Protecting groups are essential for the strategic planning of complex organic syntheses, as they allow chemists to 'mask' functional groups temporarily and then 'unmask' them when needed.

Nucleophilic Substitution Reactions

Nucleophilic substitution is a fundamental type of reaction in organic chemistry, often abbreviated as SN1 or SN2 (Substitution Nucleophilic Unimolecular or Bimolecular, respectively).

In such reactions, a nucleophile, which is a electron-rich species, attacks an electrophile, typically a carbon atom attached to a good leaving group. During the conversion of (S)-malic acid to bromoepoxide, p-toluenesulfonyl chloride (TsCl) is used to transform an alcohol into a tosylate, thereby converting a poor leaving group into a good one. This change facilitates the nucleophilic attack, leading to the formation of the desired substitution product. For example, in step 7, a hydroxy group acts as a nucleophile and performs an intramolecular attack to form the bromoepoxide.

Epoxidation Reaction

An epoxidation reaction involves the formation of an epoxide, a three-membered cyclic ether, typically from an alkene or an alkyne. In synthesis pathways, epoxidation is a crucial step for introducing an oxygen atom in a highly strained ring structure, which can then be further manipulated.

The formation of the epoxide in the provided solution occurs as an intermediate step. Converting the tosylate into an epoxide increases the molecule's reactivity, making it suitable for further reaction steps like opening the epoxide ring or forming a bromoepoxide, as with the given problem. Epoxidation is often achieved using specific reagents such as peroxy acids, which transfer an oxygen atom to the substrate.

Stereochemistry

Stereochemistry is concerned with the spatial arrangement of atoms in molecules and how this arrangement affects the physical and chemical properties of those compounds. Stereochemistry is particularly important when dealing with chiral substances, which have molecules that are non-superimposable on their mirror images.

The stereochemistry of a molecule can determine its reactivity, the direction in which it will interact with other chiral molecules, and importantly, biological activity. In the conversion to bromoepoxide, care is taken at each step to ensure that the desired stereochemistry is preserved or correctly altered, enabling the selective formation of the targeted enantiomer.

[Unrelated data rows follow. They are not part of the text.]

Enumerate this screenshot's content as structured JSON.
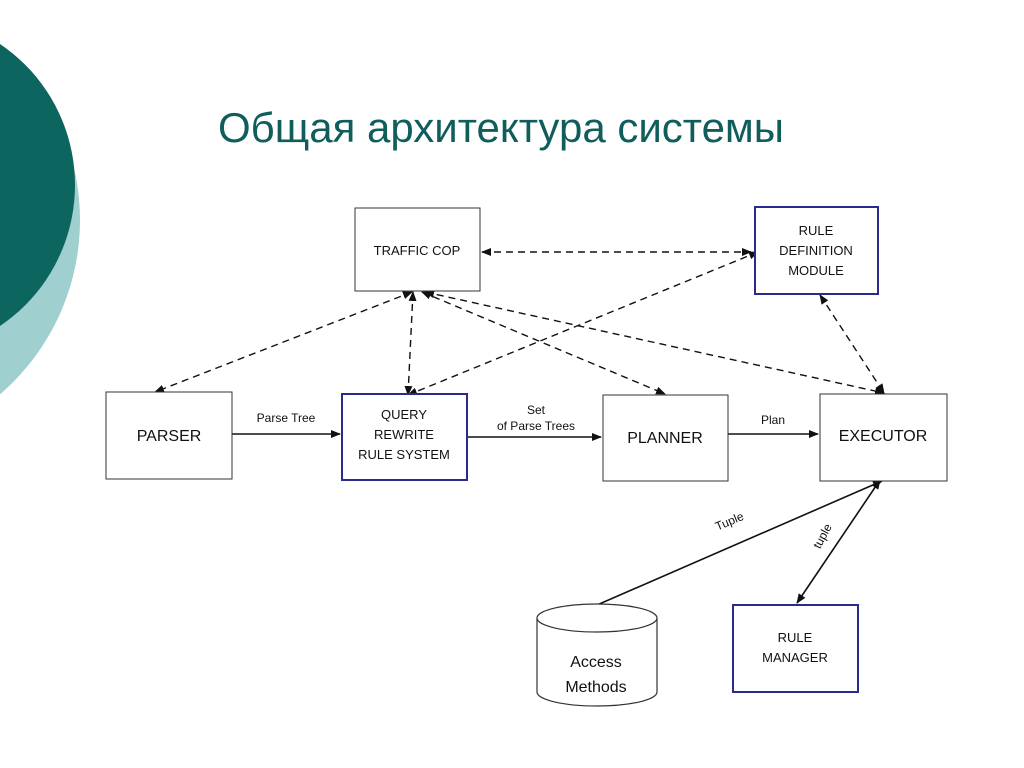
{
  "slide": {
    "title": "Общая архитектура системы",
    "colors": {
      "title": "#0f5e5b",
      "deco_dark": "#0d6560",
      "deco_light": "#9fcfcf",
      "blue_border": "#2b2b8f"
    }
  },
  "nodes": {
    "traffic_cop": {
      "lines": [
        "TRAFFIC COP"
      ]
    },
    "rule_definition": {
      "lines": [
        "RULE",
        "DEFINITION",
        "MODULE"
      ]
    },
    "parser": {
      "lines": [
        "PARSER"
      ]
    },
    "query_rewrite": {
      "lines": [
        "QUERY",
        "REWRITE",
        "RULE SYSTEM"
      ]
    },
    "planner": {
      "lines": [
        "PLANNER"
      ]
    },
    "executor": {
      "lines": [
        "EXECUTOR"
      ]
    },
    "access_methods": {
      "lines": [
        "Access",
        "Methods"
      ]
    },
    "rule_manager": {
      "lines": [
        "RULE",
        "MANAGER"
      ]
    }
  },
  "edges": {
    "parse_tree": "Parse Tree",
    "set_line1": "Set",
    "set_line2": "of Parse Trees",
    "plan": "Plan",
    "tuple_access": "Tuple",
    "tuple_manager": "tuple"
  }
}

Chirality in Organic Compounds

Chirality in organic compounds is a property that occurs due to the presence of an asymmetrical carbon atom, known as a chiral center, which is bonded to four different groups. This property leads to the existence of two enantiomers for every chiral molecule.

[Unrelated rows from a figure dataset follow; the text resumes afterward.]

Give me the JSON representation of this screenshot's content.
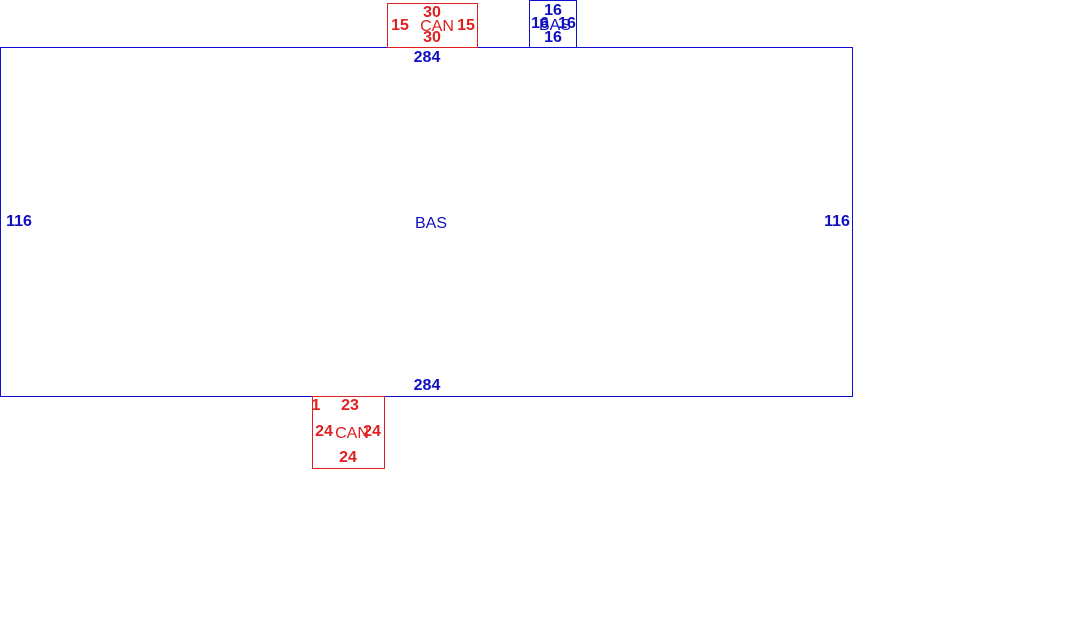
{
  "colors": {
    "bas": "#1010c0",
    "can": "#e02020"
  },
  "main_bas": {
    "name": "BAS",
    "top": "284",
    "bottom": "284",
    "left": "116",
    "right": "116"
  },
  "small_bas": {
    "name": "BAS",
    "top": "16",
    "bottom": "16",
    "left": "16",
    "right": "16"
  },
  "can_top": {
    "name": "CAN",
    "top": "30",
    "bottom": "30",
    "left": "15",
    "right": "15"
  },
  "can_bottom": {
    "name": "CAN",
    "top": "23",
    "top_extra": "1",
    "bottom": "24",
    "left": "24",
    "right": "24"
  }
}
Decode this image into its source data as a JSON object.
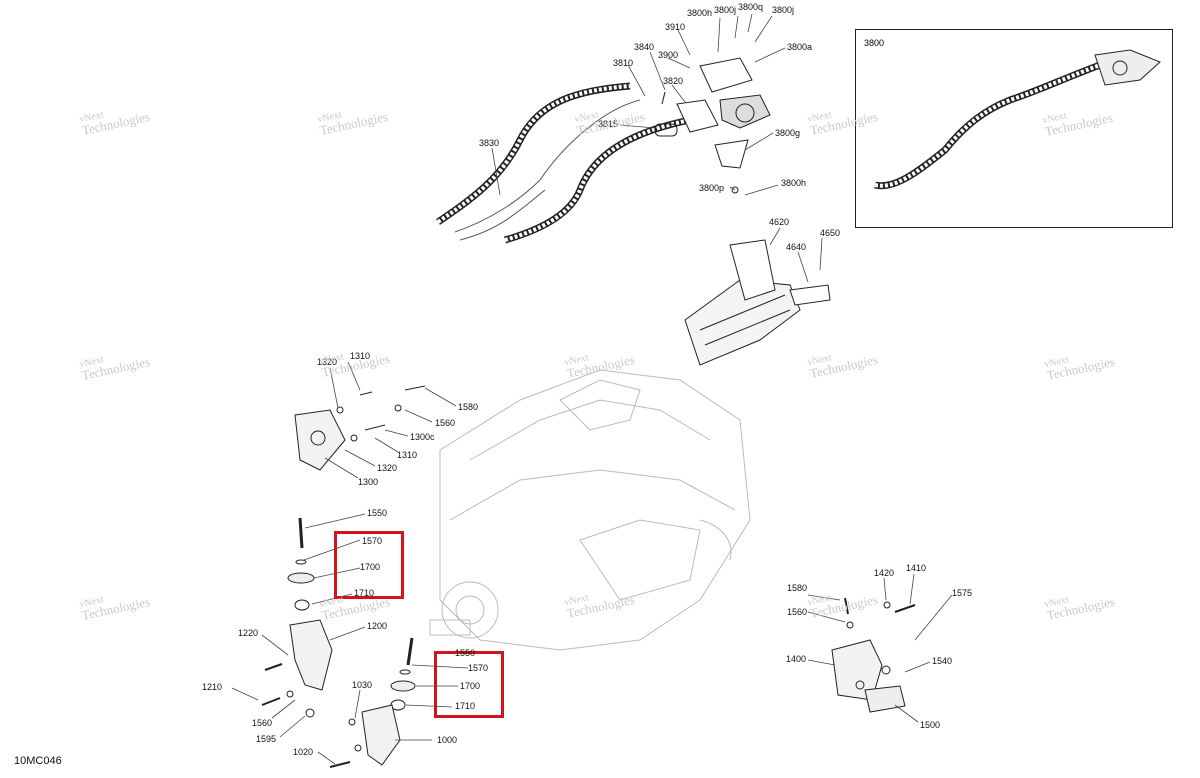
{
  "diagram": {
    "drawing_number": "10MC046",
    "inset_label": "3800",
    "watermark_lines": [
      "vNext",
      "Technologies"
    ],
    "highlight_color": "#d0131c",
    "part_labels": [
      "3800h",
      "3800j",
      "3800q",
      "3800j",
      "3910",
      "3800a",
      "3840",
      "3900",
      "3810",
      "3820",
      "3815",
      "3830",
      "3800g",
      "3800h",
      "3800p",
      "4620",
      "4640",
      "4650",
      "1310",
      "1320",
      "1580",
      "1560",
      "1300c",
      "1310",
      "1320",
      "1300",
      "1550",
      "1570",
      "1700",
      "1710",
      "1200",
      "1220",
      "1210",
      "1560",
      "1595",
      "1030",
      "1020",
      "1000",
      "1550",
      "1570",
      "1700",
      "1710",
      "1580",
      "1420",
      "1410",
      "1575",
      "1560",
      "1400",
      "1540",
      "1500"
    ]
  }
}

Chirality is of significant interest in organic chemistry because each enantiomer of a chiral compound can exhibit different behavior in chiral environments, such as biological systems. Understanding how to control and predict the formation of specific enantiomers is vital for the synthesis of pharmaceuticals, agrochemicals, and other chiral substances. The mention of the specific configuration at the chiral center in the exercise highlights the importance of chirality and enantioselectivity in such syntheses.